Basically an element without its own geometry that renders in multiple locations on the screen. E.g. if a dom table (or a grid) has 10 columns x 1000 rows, it must have 10k real td (div) elements. A table in most desktop frameworks will only have 10 cells which will be rendered at multiple (visible only) y-positions. When you scroll, they render a few in advance on a scroll-cache surface. This saves memory and reduces reflow pressure because a framework knows the geometry of a cell.
Of course if a table (any collection really) contains differently looking items, it may have more than 10 cells, and rendering controller may choose between them based on which row/column is rendered.
React mentions in their docs a plugin which simulates exactly that (forgot the name, something like react-dynamic-scroll).
Also, some frameworks use cells to render active elements basics, e.g. an input without a frame, or a check mark cell without a background. This helps to make controls editable without instatiating a real input/check/button element at the coordinates of a cell. This makes every button in a container a single button which signals clicks to its container, which based on x,y knows which item that is and signals rendering controller that item X was “clicked on the button B”.
Wow, I've been trying to come up with a way to do this on the web for a while now, but haven't cracked it yet. Had no idea it was a common thing in other UI technologies.
> Especially when even Apple is switching to SwiftUI, something that is the opposite of Cocoa and more similar to React.
Well, that's hardly a counter argument. The core argument should be whether "SwiftUI is better than Cocoa", and not whether a Big Tech company is switching to it unless we are in a popularity contest.
I’ve heard that the original React was built in SML, rewritten in OCaml, and later transcribed to JS (and now is developed in ReasonML)[1].
We shouldn’t downplay the unmitigated[2] disaster of language design that JavaScript (and more broadly, the engineering disaster that dynamic typing) is.
Just the fact that React was/is created by a person who is functional, static, strongly typed language aficionado is a testament that good things in the JS world comes simply because of its entrenched status due to being the only directly supported language in browsers — not because of anything inherently good about JS.
There were a lot of “MVC in JavaScript” frameworks before react. I don’t think that’s really a useful description of react or of the work or idea involved.

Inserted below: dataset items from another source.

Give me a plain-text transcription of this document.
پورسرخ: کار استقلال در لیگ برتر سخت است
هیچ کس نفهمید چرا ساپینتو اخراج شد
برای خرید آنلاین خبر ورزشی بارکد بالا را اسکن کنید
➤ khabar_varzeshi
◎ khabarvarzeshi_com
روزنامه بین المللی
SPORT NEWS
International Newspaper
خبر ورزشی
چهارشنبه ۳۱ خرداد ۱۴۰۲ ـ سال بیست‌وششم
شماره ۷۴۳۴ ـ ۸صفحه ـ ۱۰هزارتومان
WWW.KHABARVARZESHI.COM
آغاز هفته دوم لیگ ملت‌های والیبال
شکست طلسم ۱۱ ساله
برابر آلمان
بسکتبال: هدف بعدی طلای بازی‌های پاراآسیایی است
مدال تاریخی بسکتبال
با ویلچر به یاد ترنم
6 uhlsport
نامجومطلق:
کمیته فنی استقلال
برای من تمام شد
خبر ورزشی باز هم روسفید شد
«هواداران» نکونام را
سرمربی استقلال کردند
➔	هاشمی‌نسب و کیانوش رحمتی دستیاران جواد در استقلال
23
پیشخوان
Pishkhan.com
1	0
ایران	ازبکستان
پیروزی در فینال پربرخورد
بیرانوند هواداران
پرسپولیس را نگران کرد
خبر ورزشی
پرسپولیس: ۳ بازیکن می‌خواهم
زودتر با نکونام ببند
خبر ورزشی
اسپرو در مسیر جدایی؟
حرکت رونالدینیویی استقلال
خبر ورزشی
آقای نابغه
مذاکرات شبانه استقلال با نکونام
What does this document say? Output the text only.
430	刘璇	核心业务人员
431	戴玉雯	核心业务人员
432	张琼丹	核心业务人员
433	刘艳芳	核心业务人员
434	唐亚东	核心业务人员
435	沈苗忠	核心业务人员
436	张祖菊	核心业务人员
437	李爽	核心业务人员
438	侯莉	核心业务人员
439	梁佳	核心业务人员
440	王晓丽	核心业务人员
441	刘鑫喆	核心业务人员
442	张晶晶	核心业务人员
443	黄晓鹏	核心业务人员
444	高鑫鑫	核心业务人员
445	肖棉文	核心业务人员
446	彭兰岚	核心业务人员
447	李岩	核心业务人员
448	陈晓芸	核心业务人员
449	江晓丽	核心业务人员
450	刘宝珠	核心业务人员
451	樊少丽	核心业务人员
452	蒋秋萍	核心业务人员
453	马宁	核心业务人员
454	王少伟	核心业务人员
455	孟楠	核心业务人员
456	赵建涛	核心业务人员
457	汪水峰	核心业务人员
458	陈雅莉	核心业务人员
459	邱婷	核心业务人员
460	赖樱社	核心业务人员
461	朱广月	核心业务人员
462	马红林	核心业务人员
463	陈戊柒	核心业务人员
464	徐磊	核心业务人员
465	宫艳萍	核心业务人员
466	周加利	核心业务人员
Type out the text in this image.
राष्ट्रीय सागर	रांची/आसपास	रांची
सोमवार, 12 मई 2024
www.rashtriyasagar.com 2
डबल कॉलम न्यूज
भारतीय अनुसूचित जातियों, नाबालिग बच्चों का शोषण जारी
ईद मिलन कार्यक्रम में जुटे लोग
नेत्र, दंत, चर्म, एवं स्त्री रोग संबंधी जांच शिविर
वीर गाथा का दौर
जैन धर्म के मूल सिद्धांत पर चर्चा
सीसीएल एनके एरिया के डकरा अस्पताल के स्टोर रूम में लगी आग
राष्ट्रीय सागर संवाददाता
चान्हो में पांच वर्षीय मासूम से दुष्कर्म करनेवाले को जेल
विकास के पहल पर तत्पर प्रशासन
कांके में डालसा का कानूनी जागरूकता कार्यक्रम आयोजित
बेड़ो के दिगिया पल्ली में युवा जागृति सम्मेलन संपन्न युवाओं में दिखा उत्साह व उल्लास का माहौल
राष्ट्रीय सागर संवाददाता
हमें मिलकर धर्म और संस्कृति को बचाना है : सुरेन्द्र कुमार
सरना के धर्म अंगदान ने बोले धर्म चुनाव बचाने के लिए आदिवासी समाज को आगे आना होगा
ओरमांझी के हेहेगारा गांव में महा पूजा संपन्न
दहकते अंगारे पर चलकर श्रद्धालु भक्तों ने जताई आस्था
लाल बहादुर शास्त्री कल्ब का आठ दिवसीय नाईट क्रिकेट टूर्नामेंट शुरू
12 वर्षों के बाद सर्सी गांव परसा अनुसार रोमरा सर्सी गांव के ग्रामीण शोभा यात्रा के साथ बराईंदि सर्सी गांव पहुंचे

Backbone and Marionette were MVC for the web, and they have basically died out. React is a child of the Flux architecture philosophy, also developed by Facebook. [1]
MVC examples in this article do not represent MVC in Cocoa. E.g. last time I checked cocoa tables were bound to array controllers, which controlled filtering, available actions etc. Not to bare models. Older-style cocoa mvc rendering was also based on the view<->controller connection, which may act as a “store” or do something more sophisticated, depending on what you write in delegate methods. These comparison graphs always involve some “head & shoulders” vs “grey regular shampoo” style narrative.
And now four years later they accepted the web developers but now are having smug epithets about Web3 developers, those idiots who are too idealistic to accept the beauty of Web2’s centralized model
So smug that it's hard to take seriously.
Especially when even Apple is switching to SwiftUI, something that is the opposite of Cocoa and more similar to React.
Though I wonder how someone with both Cocoa and React experience looks at React and goes "Oh, it's the old-school Cocoa way of doing things!"
This blog post reminds me of HN four years ago when everyone had their little smug epithet about Javascript and web developers, those idiots who are too amateur to see the beauty of Cocoa and winforms or whatever most of us are happy to swap with something better.